Arasu vidumurai is an upcoming Tamil Romance film written and directed by C. Balasubramaniyam. The film stars Rajesh, Elumalai, Delhi Ganesh and Dr. Vincent Therraisnathan. The story of the film revolves around a small town. The film is produced by S.V. Films & CBS Cine International. It features background score and soundtrack composed by Thomas Rathnam, with cinematography handled by Anbarasu.

Cast
 Rajesh
 Swathi (of Raattinam movie fame)
 Delhi Ganesh
 Elumalai
 Dr.Vincent Therraisnathan

Production
S.V. Films & CBS Cine International

Filming
Filmed in and around Chennai, Tiruvannamalai. Gingee, Polur, Dehradun and foreign.

Released

Controversies
A few controversies happened to be about this film. Heroine was changed after a few days shooting.

Soundtrack

Thomas Rathnam composed the soundtrack. Director Balasubramaniyam had chosen the best tunes and lyrics. The soundtrack album consist of 5 tracks.
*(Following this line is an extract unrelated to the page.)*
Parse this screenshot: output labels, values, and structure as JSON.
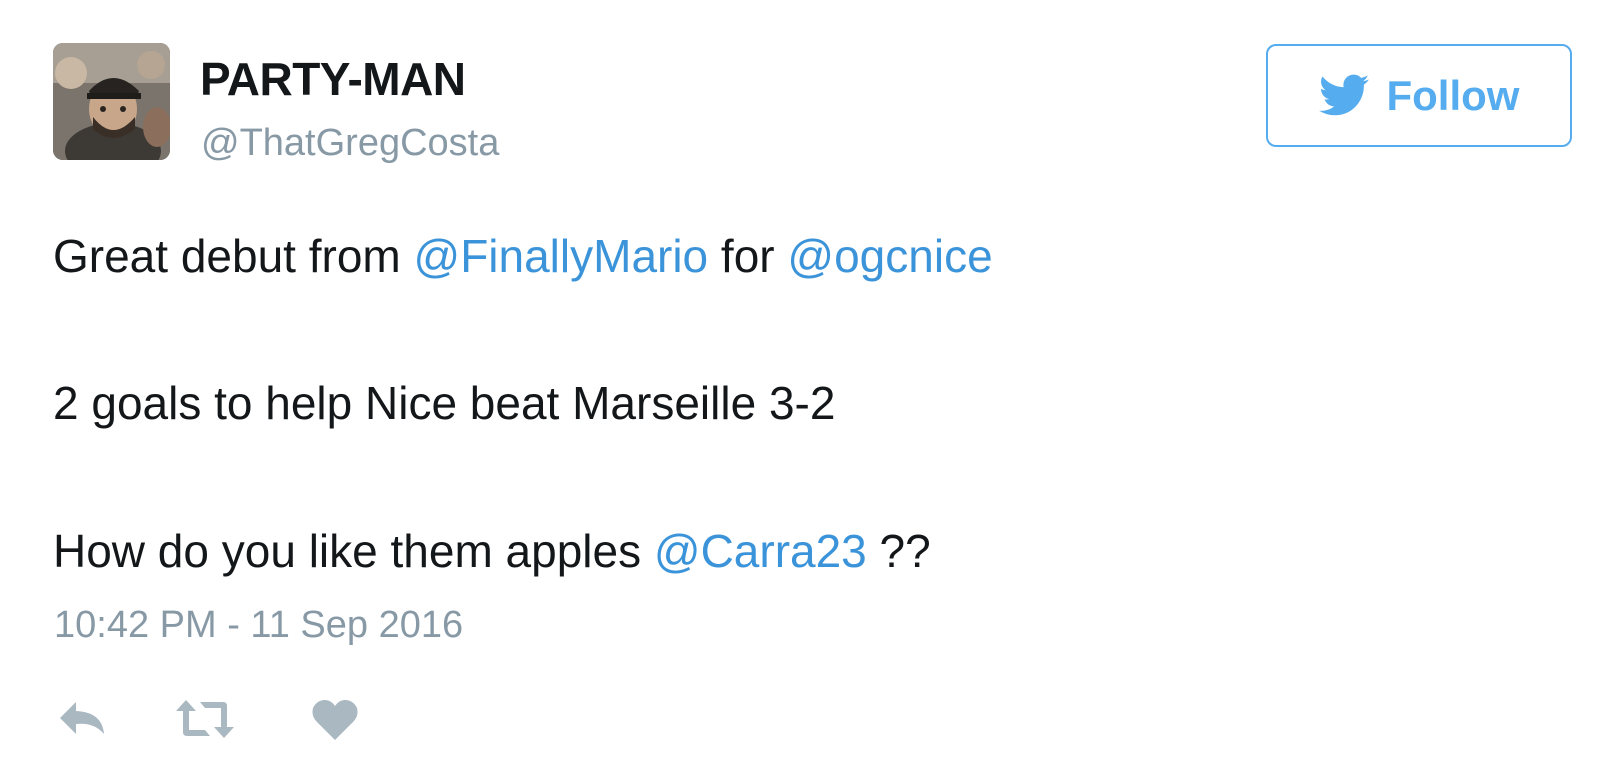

The lyrics were written by Kavi Perarasu Vairamuthu and Ka. Chezhian.

Critical reception

The soundtrack album of Arasu Vidumurai consisting of 5 songs and 1 Theme music was released on 22 June 2012 in Chennai The album received positive critic and public reviews. Sify movies, msn entertainment and ibn live gave the album a positive verdict stating that "Overall, it is a classy and refreshing album. Behindwoods gave the album a positive verdict with 3.5 out of 5 stars and mentioned "Overall it’s a good album with tracks. Thomas Rathnam had done a very good job."